Monday, February 12, 2007

the facts of life (more or less)

A few weeks ago, Evangeline asked again for a baby brother.
 
I guess I can understand that request. She used to have a little brother, one of the foster sort, and she's missed him with an ache twenty thousand leagues deep since the state returned him to his birth parents. She got her little sister only weeks after he left, and she knows that we've talked about having more children at some point.
 
In the past when this has come up, I've got a laugh out of her by asking her if she knows where Isaac is, then pointing out that if she already had one little brother and couldn't keep track of him, then it's not very reasonable to expect us to give her another one.
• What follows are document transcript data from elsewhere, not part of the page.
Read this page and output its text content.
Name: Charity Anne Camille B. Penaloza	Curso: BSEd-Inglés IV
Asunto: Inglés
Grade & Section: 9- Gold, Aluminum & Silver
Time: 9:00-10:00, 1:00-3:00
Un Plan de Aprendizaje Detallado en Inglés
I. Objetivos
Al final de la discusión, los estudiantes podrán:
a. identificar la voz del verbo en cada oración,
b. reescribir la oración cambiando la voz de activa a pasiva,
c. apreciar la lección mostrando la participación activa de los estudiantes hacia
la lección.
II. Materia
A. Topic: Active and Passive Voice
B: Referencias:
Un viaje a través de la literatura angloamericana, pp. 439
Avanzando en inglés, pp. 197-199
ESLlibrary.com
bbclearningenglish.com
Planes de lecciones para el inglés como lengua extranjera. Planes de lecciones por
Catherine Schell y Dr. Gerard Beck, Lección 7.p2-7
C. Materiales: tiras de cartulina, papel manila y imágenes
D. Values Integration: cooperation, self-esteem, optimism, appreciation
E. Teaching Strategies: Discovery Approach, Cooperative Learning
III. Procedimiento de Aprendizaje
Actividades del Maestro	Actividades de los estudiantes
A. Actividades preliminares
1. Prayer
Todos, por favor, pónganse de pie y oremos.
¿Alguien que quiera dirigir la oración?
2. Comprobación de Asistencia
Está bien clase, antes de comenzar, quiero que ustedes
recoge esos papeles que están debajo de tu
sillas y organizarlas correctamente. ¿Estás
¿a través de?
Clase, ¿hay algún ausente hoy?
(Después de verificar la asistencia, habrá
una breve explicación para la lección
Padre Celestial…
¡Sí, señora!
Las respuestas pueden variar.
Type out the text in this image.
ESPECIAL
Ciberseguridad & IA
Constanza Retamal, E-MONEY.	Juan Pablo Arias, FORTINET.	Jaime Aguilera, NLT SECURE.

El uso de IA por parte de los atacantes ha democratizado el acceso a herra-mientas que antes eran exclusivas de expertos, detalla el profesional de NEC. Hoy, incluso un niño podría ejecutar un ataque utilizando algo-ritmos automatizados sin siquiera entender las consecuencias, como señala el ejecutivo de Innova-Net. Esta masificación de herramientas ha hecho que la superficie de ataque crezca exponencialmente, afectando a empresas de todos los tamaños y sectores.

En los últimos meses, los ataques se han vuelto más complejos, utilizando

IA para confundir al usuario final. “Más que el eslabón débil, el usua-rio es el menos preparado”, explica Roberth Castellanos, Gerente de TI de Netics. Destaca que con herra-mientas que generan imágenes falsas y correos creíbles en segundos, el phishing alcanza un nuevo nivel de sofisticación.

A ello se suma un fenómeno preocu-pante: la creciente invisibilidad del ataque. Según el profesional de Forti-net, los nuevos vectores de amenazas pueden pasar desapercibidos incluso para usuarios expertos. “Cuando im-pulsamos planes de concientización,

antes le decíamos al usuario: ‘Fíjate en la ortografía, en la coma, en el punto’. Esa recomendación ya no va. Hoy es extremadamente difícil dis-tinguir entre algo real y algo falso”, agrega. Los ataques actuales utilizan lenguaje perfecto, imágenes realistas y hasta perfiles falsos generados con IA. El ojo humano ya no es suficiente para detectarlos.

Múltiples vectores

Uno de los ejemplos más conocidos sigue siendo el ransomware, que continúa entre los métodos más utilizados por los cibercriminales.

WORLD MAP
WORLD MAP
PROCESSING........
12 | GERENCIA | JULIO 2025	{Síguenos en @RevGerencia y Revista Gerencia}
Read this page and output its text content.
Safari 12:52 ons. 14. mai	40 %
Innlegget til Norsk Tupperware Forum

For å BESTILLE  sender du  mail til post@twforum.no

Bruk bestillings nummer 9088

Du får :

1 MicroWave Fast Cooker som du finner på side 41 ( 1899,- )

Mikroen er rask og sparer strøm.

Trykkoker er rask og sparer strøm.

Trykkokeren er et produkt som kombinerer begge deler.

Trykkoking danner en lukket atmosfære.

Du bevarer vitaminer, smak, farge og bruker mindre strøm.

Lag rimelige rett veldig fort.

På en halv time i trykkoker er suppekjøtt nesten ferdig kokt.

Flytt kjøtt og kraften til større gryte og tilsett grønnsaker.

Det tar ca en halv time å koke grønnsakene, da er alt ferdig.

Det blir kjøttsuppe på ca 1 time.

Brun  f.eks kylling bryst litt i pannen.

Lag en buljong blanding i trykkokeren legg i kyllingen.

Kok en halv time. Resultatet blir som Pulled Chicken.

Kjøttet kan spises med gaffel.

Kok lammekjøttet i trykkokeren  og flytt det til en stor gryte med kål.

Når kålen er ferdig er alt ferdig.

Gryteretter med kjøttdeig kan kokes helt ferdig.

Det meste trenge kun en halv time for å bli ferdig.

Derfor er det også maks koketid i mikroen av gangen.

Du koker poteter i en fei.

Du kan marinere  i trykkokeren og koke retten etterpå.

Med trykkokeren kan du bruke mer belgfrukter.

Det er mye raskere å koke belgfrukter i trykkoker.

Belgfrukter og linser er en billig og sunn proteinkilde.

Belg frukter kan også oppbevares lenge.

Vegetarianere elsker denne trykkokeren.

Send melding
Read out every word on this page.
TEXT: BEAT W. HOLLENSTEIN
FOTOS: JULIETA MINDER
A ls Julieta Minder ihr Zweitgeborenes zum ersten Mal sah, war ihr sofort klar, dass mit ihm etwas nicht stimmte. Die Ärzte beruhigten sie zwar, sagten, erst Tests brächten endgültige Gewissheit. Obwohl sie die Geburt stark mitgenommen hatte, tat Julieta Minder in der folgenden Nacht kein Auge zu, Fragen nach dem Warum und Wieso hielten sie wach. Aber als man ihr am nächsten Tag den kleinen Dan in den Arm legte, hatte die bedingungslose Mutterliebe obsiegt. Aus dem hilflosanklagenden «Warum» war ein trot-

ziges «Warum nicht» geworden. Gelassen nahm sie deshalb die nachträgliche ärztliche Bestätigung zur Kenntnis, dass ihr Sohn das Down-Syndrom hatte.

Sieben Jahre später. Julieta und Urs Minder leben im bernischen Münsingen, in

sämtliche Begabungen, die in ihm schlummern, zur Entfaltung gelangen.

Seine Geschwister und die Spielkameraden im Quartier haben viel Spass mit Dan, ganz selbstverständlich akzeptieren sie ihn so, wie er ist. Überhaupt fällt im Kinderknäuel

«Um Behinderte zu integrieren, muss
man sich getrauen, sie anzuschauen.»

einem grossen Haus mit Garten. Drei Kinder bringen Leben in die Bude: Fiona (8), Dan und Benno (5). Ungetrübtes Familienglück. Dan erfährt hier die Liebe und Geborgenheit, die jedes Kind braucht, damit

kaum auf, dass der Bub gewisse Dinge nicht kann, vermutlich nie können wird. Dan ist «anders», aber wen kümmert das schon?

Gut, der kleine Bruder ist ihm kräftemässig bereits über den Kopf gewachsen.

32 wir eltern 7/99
This time she wouldn't be put off so easily. She wants a little brother.
 
What was I to do? She has to understand that little brothers don't grow on trees, that we can't just give have a baby at the drop of a hat, that there is a multitude of considerations in having a third child when finances are already tight.
 
So I told her, very delicately, where babies come from. I explained that people bud, like yeast; that is, a mature adult will start growing a baby on her shoulder or leg, and that eventually it will reach the size that it breaks off and begins life independently. When a woman does this, the baby is a girl; when a man does this, the baby is a boy. And, as I explained, daddy is incapable of budding.
 
She gave me the same sort of look that we used to always give our father when he would tell us a whopper. It's the sort of look that says, "That doesn't match anything you've told me before about this subject, but you're saying it with such a straight face that I really don't know how seriously to take you."
 
A few things have happened as a result of this discussion. First is that Evangeline has not pressed us for a while for a baby brother. Second is that she has come fully to appreciate the wisdom behind the expression, "Don't believe anything your father says when his lips are moving." And third, I'm going to have a lot of explaining to do in another few years.